# Smooch, Kira and Jack - School Pictures



## HiTideGoldens (Dec 29, 2009)

Smooch, Kira and Jack were at the show this weekend so we decided to do some "school pictures" with the photographer who was there. I'm pretty happy with how they turned out so thought I'd share them


----------



## Hombrespop (Sep 3, 2012)

I am assuming the really well groomed is Smooch and he is beautiful.Your guys are all great looking and I'll bet a joy to have.


Sent from my iPad using PG Free


----------



## Bentleysmom (Aug 11, 2012)

Beautiful dogs and beautiful pics!! Thanks for sharing.


----------



## HiTideGoldens (Dec 29, 2009)

The first one is Jack, the lighter girl with the flowers is Kira and the baby with the flowers is Smooch


----------



## inge (Sep 20, 2009)

It's been some time since I saw a picture of Kira, she is really a beautiful girl!
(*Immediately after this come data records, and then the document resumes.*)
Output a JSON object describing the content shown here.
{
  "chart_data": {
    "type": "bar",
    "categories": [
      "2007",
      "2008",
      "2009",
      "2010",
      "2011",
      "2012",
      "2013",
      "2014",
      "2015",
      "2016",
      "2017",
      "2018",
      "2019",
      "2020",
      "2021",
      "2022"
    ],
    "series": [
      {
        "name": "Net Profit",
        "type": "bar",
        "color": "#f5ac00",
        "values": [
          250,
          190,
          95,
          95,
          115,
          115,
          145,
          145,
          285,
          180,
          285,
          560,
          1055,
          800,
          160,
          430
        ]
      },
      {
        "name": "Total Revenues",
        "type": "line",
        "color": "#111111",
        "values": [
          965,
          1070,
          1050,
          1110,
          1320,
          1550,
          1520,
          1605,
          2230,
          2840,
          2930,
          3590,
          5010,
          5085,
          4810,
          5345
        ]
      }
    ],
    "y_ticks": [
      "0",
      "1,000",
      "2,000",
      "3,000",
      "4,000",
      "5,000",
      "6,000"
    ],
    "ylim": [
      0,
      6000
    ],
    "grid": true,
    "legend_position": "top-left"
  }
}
How are Jack's puppies?


----------



## HiTideGoldens (Dec 29, 2009)

The puppies are great as far as I know! I am hoping to see the boy who lives near me in the next couple of weeks so I will post pictures for sure!


----------



## Kmullen (Feb 17, 2010)

Beautiful pictures!! And did you not post the other Group shot picture of your face yet???? LMAO!!!


----------



## HiTideGoldens (Dec 29, 2009)

kfayard said:


> Beautiful pictures!! And did you not post the other Group shot picture of your face yet???? LMAO!!!
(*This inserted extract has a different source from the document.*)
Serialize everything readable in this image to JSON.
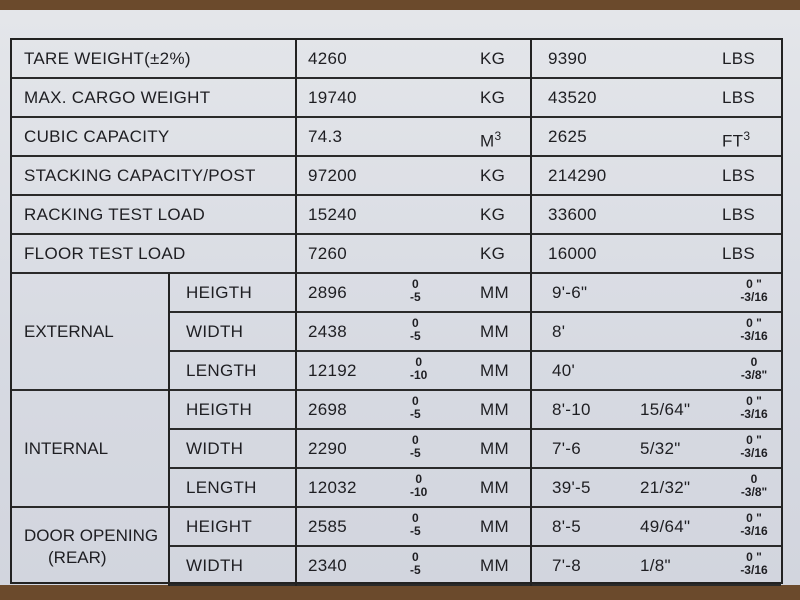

I'm TRYING TO PRETEND IT DOESN'T EXIST!!!! haha


----------



## LJack (Aug 10, 2012)

Great shots! What a trio of lovely. I think you should have put up that awesome picture of you by the group ring that Teddy took. I just love that one, it really says a thousand words!


----------



## HiTideGoldens (Dec 29, 2009)

Ok fine. LOL So embarrassing.


----------



## Kmullen (Feb 17, 2010)

ROTFL!!! I love it Michelle!!! It shows just how excited you were! Everytime I see it, it brings a smile to my face!!  I know that is what I would look like too...maybe a little worse!! haha


----------



## Wendy427 (Apr 4, 2009)

Great pictures! You too, Michelle! LOL


----------



## vcm5 (Apr 20, 2011)

Beautiful pictures!!!


----------



## CAROLINA MOM (May 12, 2009)

Beautiful pictures of your gorgeous Goldens, wow! Love your picture, it's priceless.


----------



## HiTideGoldens (Dec 29, 2009)

Thanks everyone. Here is Jack's Group placement photo (that I was so excited about in my photo haha)


----------



## inge (Sep 20, 2009)

Gorgeous!!!!


----------



## OutWest (Oct 6, 2011)

Soooo good looking! It makes me really want some professional pictures of my crew.


----------



## Dexter12 (Feb 10, 2012)

What beautiful dogs and great school photos!


----------